It took me five years but I did it. I wrote a book about my uncle Hippolyte and the journey Doug and I took through China. It is available pre-order on Amazon.
We got a late start on what was our last day of walking. When our alarm went off at 2:30am we could hear rain and thunder so we went back to bed for an hour. By 3:30, the rain had stopped and we were up and on our way by 4:15 am.
The rain came and went as we walked but that meant that the temperatures were blissfully cool and at least there wasn’t any lightening. The morning before we actually had to take shelter in someone’s doorway because the lightening strikes were getting perilously close. Knowing that the ferry terminal was only 12 miles away, I was tearing it up. I don’t think that I walked that fast once on the entire trip.
Contrary to what we had expected, most of the walk on our last day was in the countryside. At some point we missed a turn onto an access road and instead of backtracking, we decided to walk through the weeds and banana trees to meet up with it. We soon discovered that an irrigation ditch full of murky water separated us from the road we were supposed to be on. I didn’t care one bit and marched right into the knee deep water. Doug followed and we both agreed that it wasn’t all that bad.
The last 2 and a half miles my pace slowed down considerably and overall it took us 5 and a half hour to walk what turned out to be 12.5 miles. But we did it! We missed the 9:00 am ferry but we were there in plenty of time to make the 11:00 ferry. I immediately took off my wet socks and used my hankerchief and copious amounts of Purel hand sanatizer to clean my blisters.
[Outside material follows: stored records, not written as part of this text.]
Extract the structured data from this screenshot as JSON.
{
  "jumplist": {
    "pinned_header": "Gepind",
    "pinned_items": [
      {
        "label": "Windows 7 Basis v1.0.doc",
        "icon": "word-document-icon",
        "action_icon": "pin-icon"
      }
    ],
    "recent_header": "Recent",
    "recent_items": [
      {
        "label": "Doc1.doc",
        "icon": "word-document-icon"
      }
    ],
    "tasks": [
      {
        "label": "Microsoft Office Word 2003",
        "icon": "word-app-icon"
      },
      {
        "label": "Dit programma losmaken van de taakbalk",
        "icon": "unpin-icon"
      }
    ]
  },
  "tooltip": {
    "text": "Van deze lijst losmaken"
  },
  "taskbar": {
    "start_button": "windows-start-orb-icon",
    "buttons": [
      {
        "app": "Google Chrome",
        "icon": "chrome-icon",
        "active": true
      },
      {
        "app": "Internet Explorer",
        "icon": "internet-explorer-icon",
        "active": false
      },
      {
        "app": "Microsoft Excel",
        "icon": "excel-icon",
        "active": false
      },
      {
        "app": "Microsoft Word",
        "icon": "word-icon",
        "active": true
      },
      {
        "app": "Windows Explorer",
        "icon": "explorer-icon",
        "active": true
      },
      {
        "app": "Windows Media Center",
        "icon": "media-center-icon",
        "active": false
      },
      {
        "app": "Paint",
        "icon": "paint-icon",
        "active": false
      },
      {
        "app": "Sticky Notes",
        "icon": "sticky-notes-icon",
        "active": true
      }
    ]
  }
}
Then I had a beer.
How do I even begin to describe what an amazing journey this has been? First, I need to thank Doug for sharing it with me. I don’t know any other man whom, when asked, “Want to walk across south western China with me?” would in a heartbeat say “Sure” and commit 100%. Doug, I love you so very much. Thank you for sharing this adventure with me. Thanks are also owed to my cousin Clare Martinet, who suggested that someone from our family finish Hippolyte’s walk. Thank you Clare. This experience has been life altering and has given me so many memories that I will hold dear for always. I also owe thanks to my cousins Artie, Thomas and Brian who conducted and compiled all of the research that so inspired me and helped connect me to generations of Martinet family that I never knew and never knew I missed.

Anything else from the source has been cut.